Looking out over the next five to eight years, Wilde said, “You’re going to see an increased pull through of new services and even the interaction paradigm changing. The end user, whether this is a consumer or a staff going to be able to define and leverage those data pools to create their own services. I could see carriers coming up with similar-type strategies where I enable a very light touch access to data. 5G gives you the bandwidth and the data to pull from whether it’s a third party app developer or someone within the carrier.”

Wilde’s colleague Carl Kehres, director of digital transformation, said the software giant regularly works collaboratively with telecom service providers and enterprise/industrial end users to understand all the stakeholders needs; he called out smart manufacturing and in-vehicle connectivity as areas of interest.

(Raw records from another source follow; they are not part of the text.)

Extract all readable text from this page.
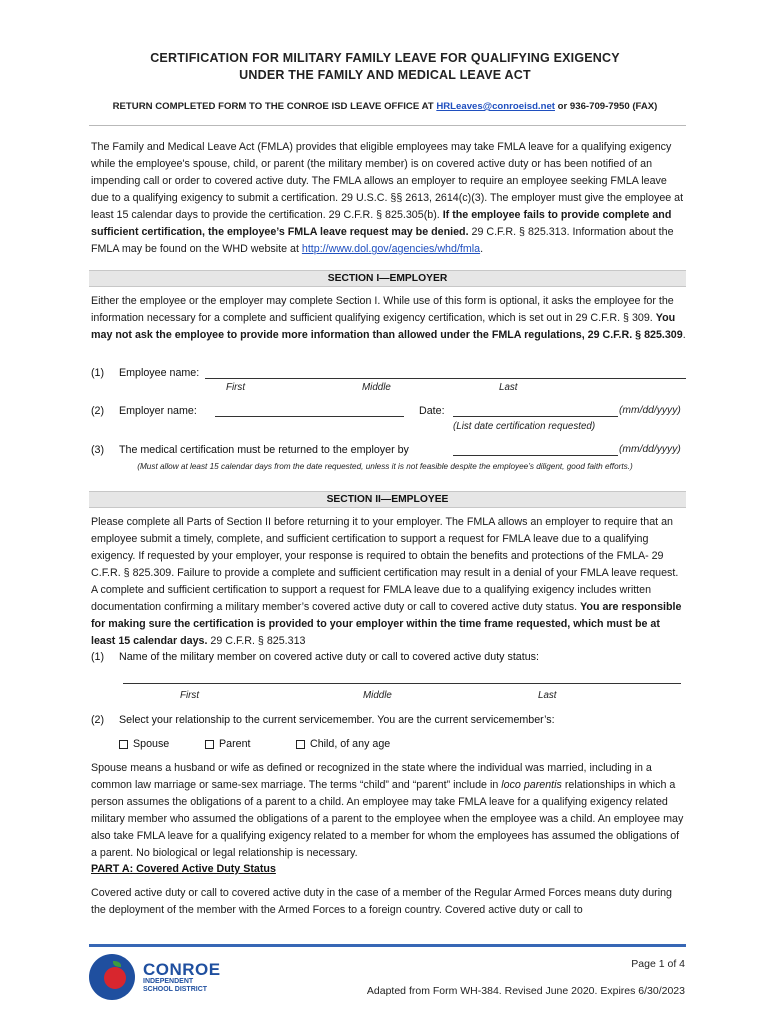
CERTIFICATION FOR MILITARY FAMILY LEAVE FOR QUALIFYING EXIGENCY
UNDER THE FAMILY AND MEDICAL LEAVE ACT
RETURN COMPLETED FORM TO THE CONROE ISD LEAVE OFFICE AT HRLeaves@conroeisd.net or 936-709-7950 (FAX)
The Family and Medical Leave Act (FMLA) provides that eligible employees may take FMLA leave for a qualifying exigency while the employee's spouse, child, or parent (the military member) is on covered active duty or has been notified of an impending call or order to covered active duty. The FMLA allows an employer to require an employee seeking FMLA leave due to a qualifying exigency to submit a certification. 29 U.S.C. §§ 2613, 2614(c)(3). The employer must give the employee at least 15 calendar days to provide the certification. 29 C.F.R. § 825.305(b). If the employee fails to provide complete and sufficient certification, the employee’s FMLA leave request may be denied. 29 C.F.R. § 825.313. Information about the FMLA may be found on the WHD website at http://www.dol.gov/agencies/whd/fmla.
SECTION I—EMPLOYER
Either the employee or the employer may complete Section I. While use of this form is optional, it asks the employee for the information necessary for a complete and sufficient qualifying exigency certification, which is set out in 29 C.F.R. § 309. You may not ask the employee to provide more information than allowed under the FMLA regulations, 29 C.F.R. § 825.309.
(1) Employee name:
First	Middle	Last
(2) Employer name:	Date:	(mm/dd/yyyy)
(List date certification requested)
(3) The medical certification must be returned to the employer by	(mm/dd/yyyy)
(Must allow at least 15 calendar days from the date requested, unless it is not feasible despite the employee’s diligent, good faith efforts.)
SECTION II—EMPLOYEE
Please complete all Parts of Section II before returning it to your employer. The FMLA allows an employer to require that an employee submit a timely, complete, and sufficient certification to support a request for FMLA leave due to a qualifying exigency. If requested by your employer, your response is required to obtain the benefits and protections of the FMLA- 29 C.F.R. § 825.309. Failure to provide a complete and sufficient certification may result in a denial of your FMLA leave request. A complete and sufficient certification to support a request for FMLA leave due to a qualifying exigency includes written documentation confirming a military member’s covered active duty or call to covered active duty status. You are responsible for making sure the certification is provided to your employer within the time frame requested, which must be at least 15 calendar days. 29 C.F.R. § 825.313
(1) Name of the military member on covered active duty or call to covered active duty status:
First	Middle	Last
(2) Select your relationship to the current servicemember. You are the current servicemember’s:
Spouse	Parent	Child, of any age
Spouse means a husband or wife as defined or recognized in the state where the individual was married, including in a common law marriage or same-sex marriage. The terms “child” and “parent” include in loco parentis relationships in which a person assumes the obligations of a parent to a child. An employee may take FMLA leave for a qualifying exigency related military member who assumed the obligations of a parent to the employee when the employee was a child. An employee may also take FMLA leave for a qualifying exigency related to a member for whom the employees has assumed the obligations of a parent. No biological or legal relationship is necessary.
PART A: Covered Active Duty Status
Covered active duty or call to covered active duty in the case of a member of the Regular Armed Forces means duty during the deployment of the member with the Armed Forces to a foreign country. Covered active duty or call to
CONROE
INDEPENDENT
SCHOOL DISTRICT
Page 1 of 4
Adapted from Form WH-384. Revised June 2020. Expires 6/30/2023
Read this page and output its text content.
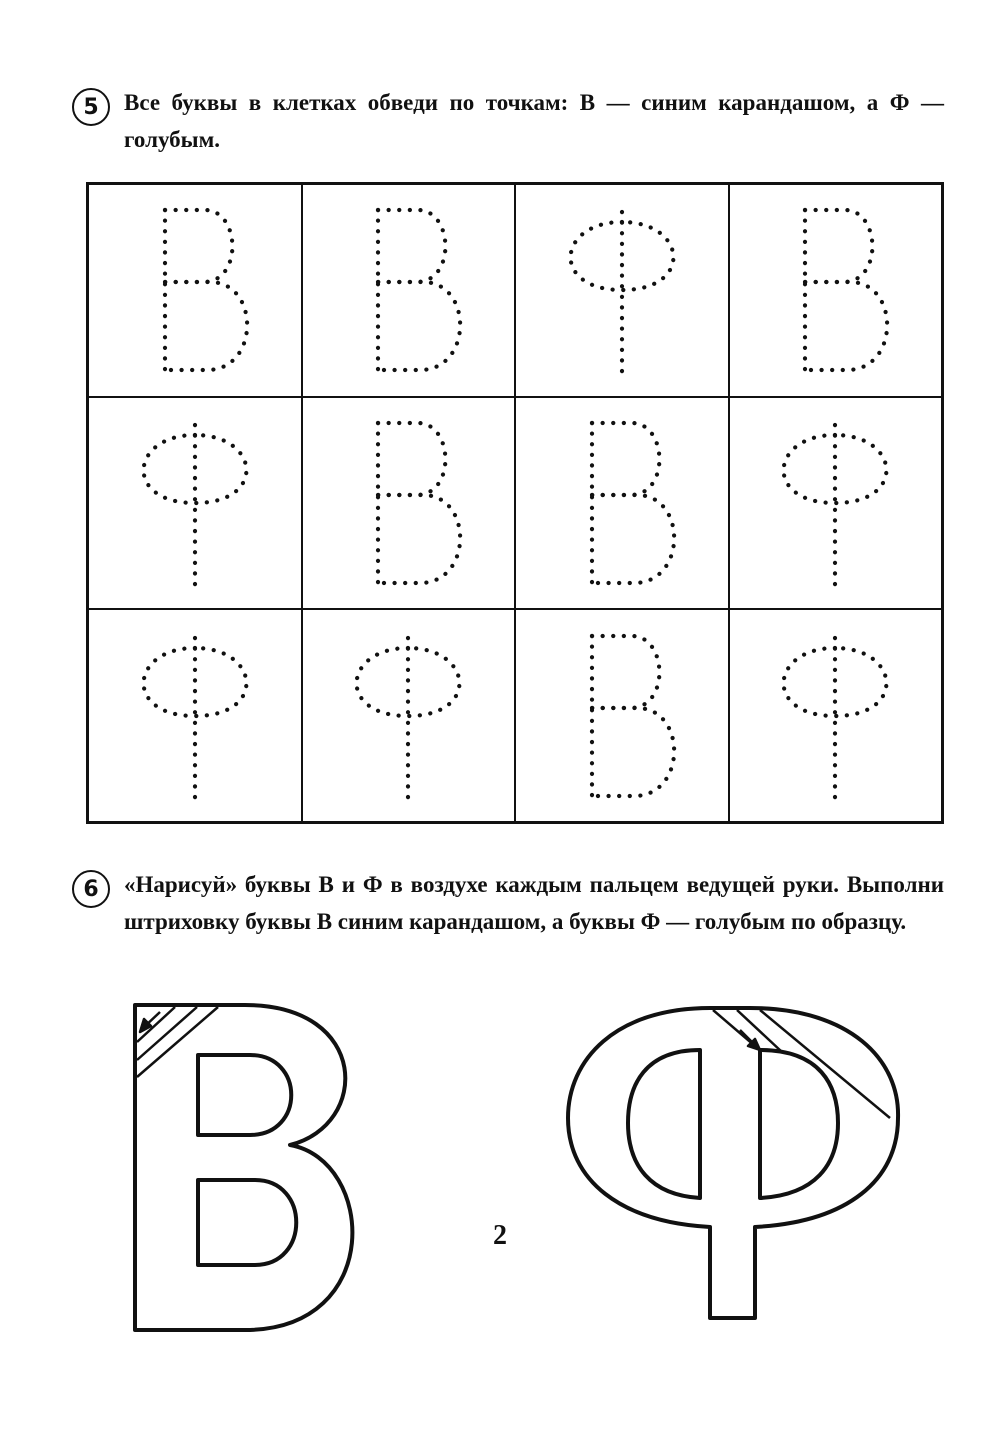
5	Все буквы в клетках обведи по точкам: В — синим карандашом, а Ф — голубым.
6	«Нарисуй» буквы В и Ф в воздухе каждым пальцем ведущей руки. Выполни штриховку буквы В синим карандашом, а буквы Ф — голубым по образцу.
2
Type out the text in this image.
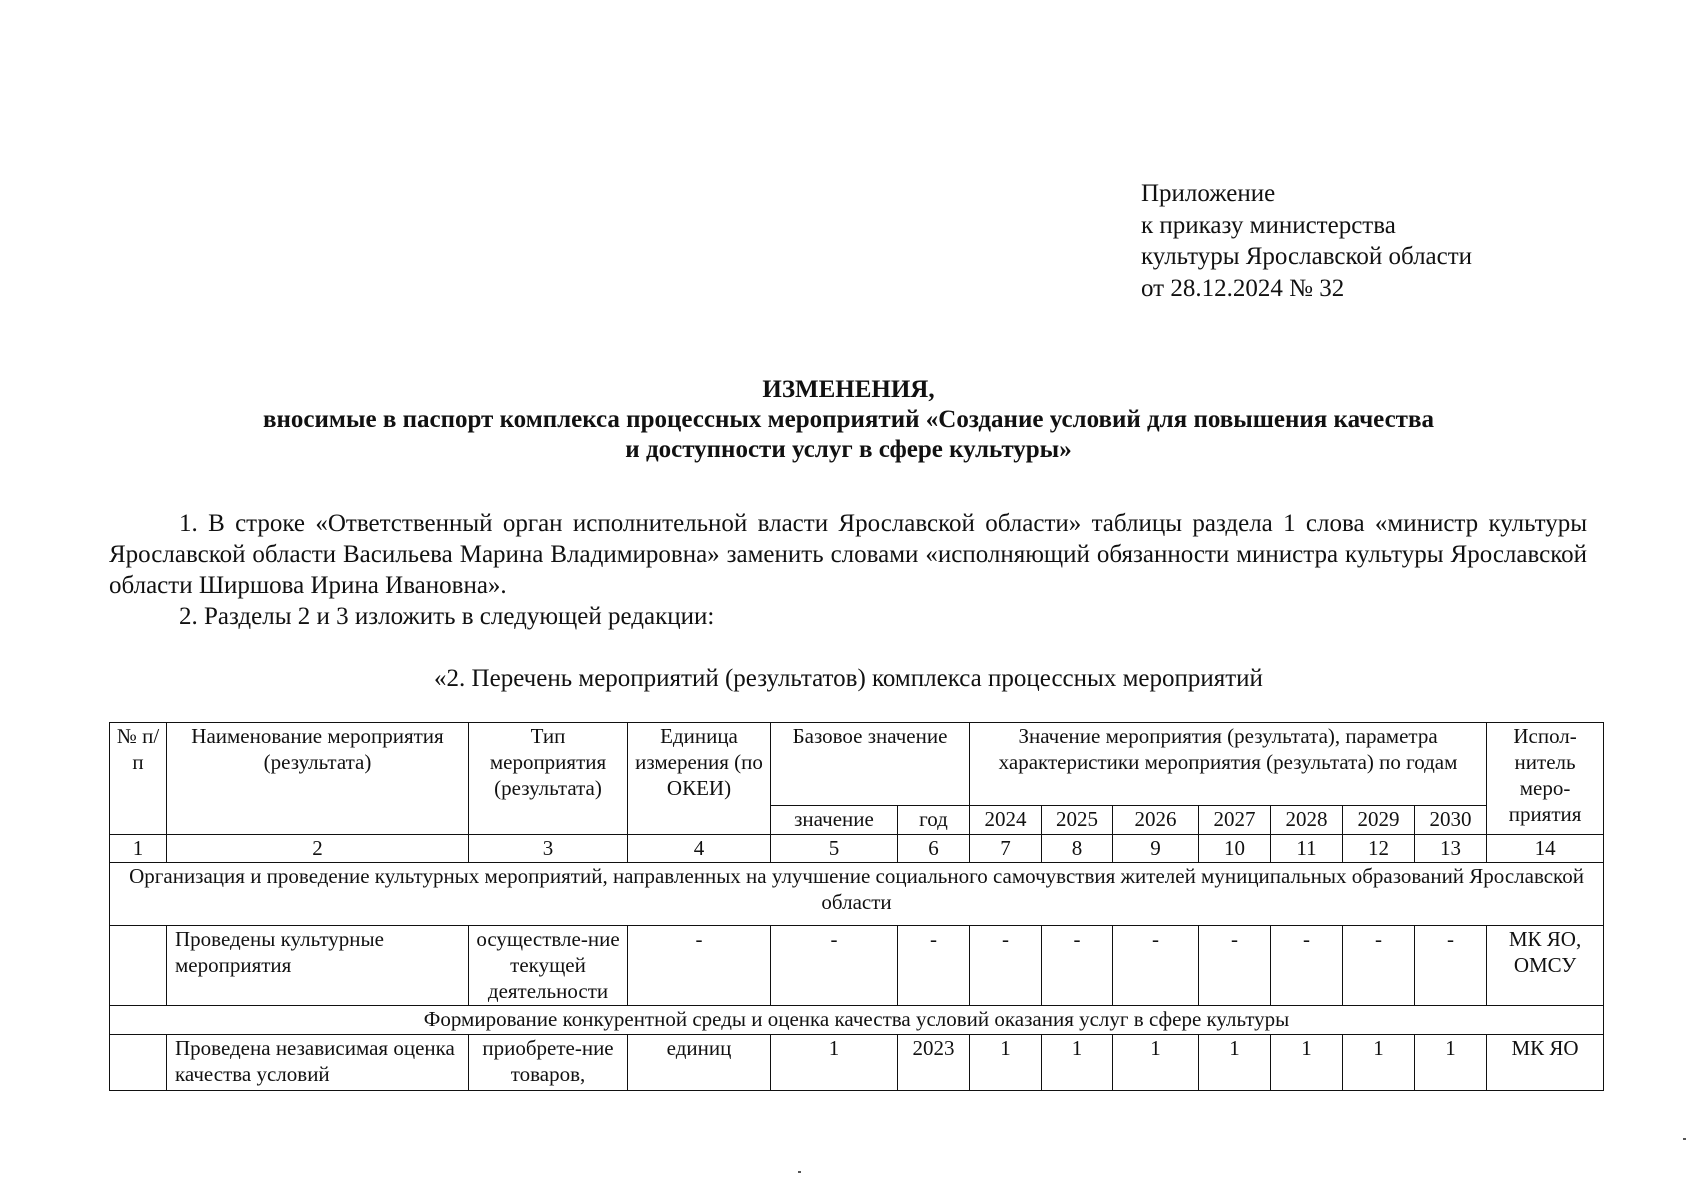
Приложение
к приказу министерства
культуры Ярославской области
от 28.12.2024 № 32
ИЗМЕНЕНИЯ,
вносимые в паспорт комплекса процессных мероприятий «Создание условий для повышения качества
и доступности услуг в сфере культуры»

1. В строке «Ответственный орган исполнительной власти Ярославской области» таблицы раздела 1 слова «министр культуры Ярославской области Васильева Марина Владимировна» заменить словами «исполняющий обязанности министра культуры Ярославской области Ширшова Ирина Ивановна».

2. Разделы 2 и 3 изложить в следующей редакции:

«2. Перечень мероприятий (результатов) комплекса процессных мероприятий
№ п/п	Наименование мероприятия (результата)	Тип мероприятия (результата)	Единица измерения (по ОКЕИ)	Базовое значение		Значение мероприятия (результата), параметра характеристики мероприятия (результата) по годам							Испол-нитель меро-приятия
				значение	год	2024	2025	2026	2027	2028	2029	2030	
1	2	3	4	5	6	7	8	9	10	11	12	13	14
Организация и проведение культурных мероприятий, направленных на улучшение социального самочувствия жителей муниципальных образований Ярославской области													
	Проведены культурные мероприятия	осуществле-ние текущей деятельности	-	-	-	-	-	-	-	-	-	-	МК ЯО, ОМСУ
Формирование конкурентной среды и оценка качества условий оказания услуг в сфере культуры													
	Проведена независимая оценка качества условий	приобрете-ние товаров,	единиц	1	2023	1	1	1	1	1	1	1	МК ЯО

“We’re not just facilitating a dialogue,” he said. “We’re also learning and adapting our direction as we learn. If you’re running a process in the cloud but maybe it’s possible to run it more local out in the neck and/or on-premise, maybe there’s a need to have a microservice that operates independently closer to the machine. That’s an architectural decision that we’re looking at as we have these conversations. That’s one of the interesting things we’ll look at over the next three years.”